Midway through Jessica Pegula’s Master Class final performance at the Omnium Banque Nationale tournament in Montreal, Tennis Channel analysts had a message for those watching.

While Pegula won 11 straight games against Liudmila Samsonova and finished Sunday with an emphatic 6-1, 6-0 victory -- in 49 minutes -- Mark Petchey and Andrea Petkovic pontificated.

Petchey: “There’s a narrative surrounding Pegula that’s misleading.”

No.3 Pegula wins Montreal to capture second WTA 1000 title

Petkovic: “That people believe Pegula has no weapons is a mind-boggling thing. She has such hard, flat shots it can take the racquet out of your hands.”

Later, after a smooth, exceptionally low forehand crosscourt winner that sent Pegula on her way to a 4-1 lead in the first set, Petchey revisited that take.

“Again, that’s what we’re talking about,” he said. “The deception in Pegula’s game makes it difficult to recognize.”

As the second set progressed, Petkovic added, “This is the time to start talking about the Big Four. Please stop saying Jess Pegula doesn’t have any weapons. If you were on the other side of those shots, you wouldn’t be saying that.”

There are nine scheduled Hologic WTA 1000 events in 2023, and it’s safe to say that none of them will end as decisively as this one did.
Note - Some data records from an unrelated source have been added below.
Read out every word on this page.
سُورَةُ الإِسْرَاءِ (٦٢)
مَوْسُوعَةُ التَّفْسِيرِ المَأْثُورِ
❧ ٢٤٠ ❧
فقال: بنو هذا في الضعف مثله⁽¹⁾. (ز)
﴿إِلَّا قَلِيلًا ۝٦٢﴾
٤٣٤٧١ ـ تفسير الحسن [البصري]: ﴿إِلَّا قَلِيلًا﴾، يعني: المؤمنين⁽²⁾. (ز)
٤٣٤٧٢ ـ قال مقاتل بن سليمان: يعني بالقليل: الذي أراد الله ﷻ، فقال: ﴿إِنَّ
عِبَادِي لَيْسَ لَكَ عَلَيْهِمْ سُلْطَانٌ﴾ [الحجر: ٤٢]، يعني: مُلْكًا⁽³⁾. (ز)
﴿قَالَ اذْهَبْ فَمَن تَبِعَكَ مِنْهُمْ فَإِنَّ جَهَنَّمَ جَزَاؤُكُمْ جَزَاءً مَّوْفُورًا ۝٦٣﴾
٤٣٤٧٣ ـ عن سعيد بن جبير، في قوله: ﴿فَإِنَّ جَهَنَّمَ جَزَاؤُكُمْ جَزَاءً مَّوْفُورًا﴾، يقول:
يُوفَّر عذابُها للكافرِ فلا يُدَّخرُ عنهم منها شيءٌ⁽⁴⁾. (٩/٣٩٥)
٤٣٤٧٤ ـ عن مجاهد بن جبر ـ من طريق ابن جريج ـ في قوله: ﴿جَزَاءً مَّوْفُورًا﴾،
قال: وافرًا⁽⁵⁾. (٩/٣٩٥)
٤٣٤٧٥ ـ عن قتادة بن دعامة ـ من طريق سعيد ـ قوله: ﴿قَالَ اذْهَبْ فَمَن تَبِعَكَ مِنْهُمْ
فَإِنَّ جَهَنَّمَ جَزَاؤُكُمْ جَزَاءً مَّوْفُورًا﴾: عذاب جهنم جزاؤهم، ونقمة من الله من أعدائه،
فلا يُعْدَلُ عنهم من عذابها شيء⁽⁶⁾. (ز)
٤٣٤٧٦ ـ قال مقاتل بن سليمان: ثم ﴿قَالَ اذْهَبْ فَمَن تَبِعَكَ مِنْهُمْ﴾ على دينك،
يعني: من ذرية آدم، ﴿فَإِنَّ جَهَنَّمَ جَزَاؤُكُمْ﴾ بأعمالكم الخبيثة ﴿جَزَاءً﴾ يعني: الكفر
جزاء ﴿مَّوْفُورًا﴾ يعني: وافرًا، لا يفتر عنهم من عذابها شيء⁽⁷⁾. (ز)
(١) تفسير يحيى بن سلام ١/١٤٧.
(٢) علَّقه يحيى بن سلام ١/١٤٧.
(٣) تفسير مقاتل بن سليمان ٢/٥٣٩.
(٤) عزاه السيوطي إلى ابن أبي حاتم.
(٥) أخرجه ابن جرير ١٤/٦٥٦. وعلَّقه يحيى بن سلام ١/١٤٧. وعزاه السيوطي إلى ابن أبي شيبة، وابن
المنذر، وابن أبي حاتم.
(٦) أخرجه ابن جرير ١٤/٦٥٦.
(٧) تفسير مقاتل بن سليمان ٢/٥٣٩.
Pegula, the No.4 seed, broke No.15 Samsonova’s serve five times and did not face a break point, winning all 19 of her first-serve points.

Excluding retirements, this was only the third WTA 1000 final since the introduction of the format in 2009 that the winner dropped one or fewer games -- the others: Garbiñe Muguruza over Simona Halep in Cincinnati 2017 and Iga Swiatek over Karolina Pliskova in Rome 2021.

To be fair, the 24-year-old Samsonova was playing her second match of the day after her Saturday semifinal against Elena Rybakina was postponed due to rain.

“Obviously, physically she wasn’t feeling her best,” Pegula told reporters later, “but at the same time I played a really clean match. I don’t really think I made any unforced errors or anything. I played kind of a perfect match.

“I could just play freely, and I kept trying to get the break and just hold for as long as I could until I won the match. So, yeah, it was a good day.”

This was Pegula’s second WTA 1000 title, going back to Guadalajara in late 2022. In that breakthrough event, Pegula needed to beat only one player ranked in the Top 20, No.6 Maria Sakkari, in the final. This was a victory of higher quality, one that should give the 29-year-old American a surge of confidence going forward -- beginning with the Western & Southern Open in Cincinnati that is already underway.

Pegula defeated No.7 and doubles partner Coco Gauff in the quarterfinals and No.1 Iga Swiatek in the semifinals. Samsonova is ranked No.12 and inching close to her first Top 10 ranking. Pegula is ranked No.3, ahead of Elena Rybakina.

“Beating Coco and beating Iga were two really tough wins back-to-back, and being able to do that and then just come out today and play a really clean match was kind of great,” Pegula said. “Even when you’re winning a lot of matches, you’re still not winning tournaments, so it can get tough. Winning a week like this week makes it all worth it and makes you want to keep going for more.”

Pegula is the first American player to win the title at the Canadian Open since Serena Williams in 2013.

Looking for more credibility? Pegula and Swiatek have the most hard-court wins in WTA 1000 events over the past two years, with 29 victories each.

The victory may give Pegula the confidence to improve her Grand Slam singles profile. The daughter of billionaires Terry and Kim Pegula, who own the Buffalo Bills NFL franchise as well as the NHL’s Sabres, Pegula has reached six of the past 11 major quarterfinals -- and five of the past seven.

She’s 0-6 in those matches, but let the record show she lost to the eventual winner four times, one finalist and, in Melbourne 2023, two-time Australian Open champion Victoria Azarenka. Cincinnati and the US Open, however, are closer to her hometown of Buffalo.

“I like feeling like I’m up in the Northeast kind of area,” Pegula said. “Maybe because that’s where I’m comfortable. Here I feel like I’m home.”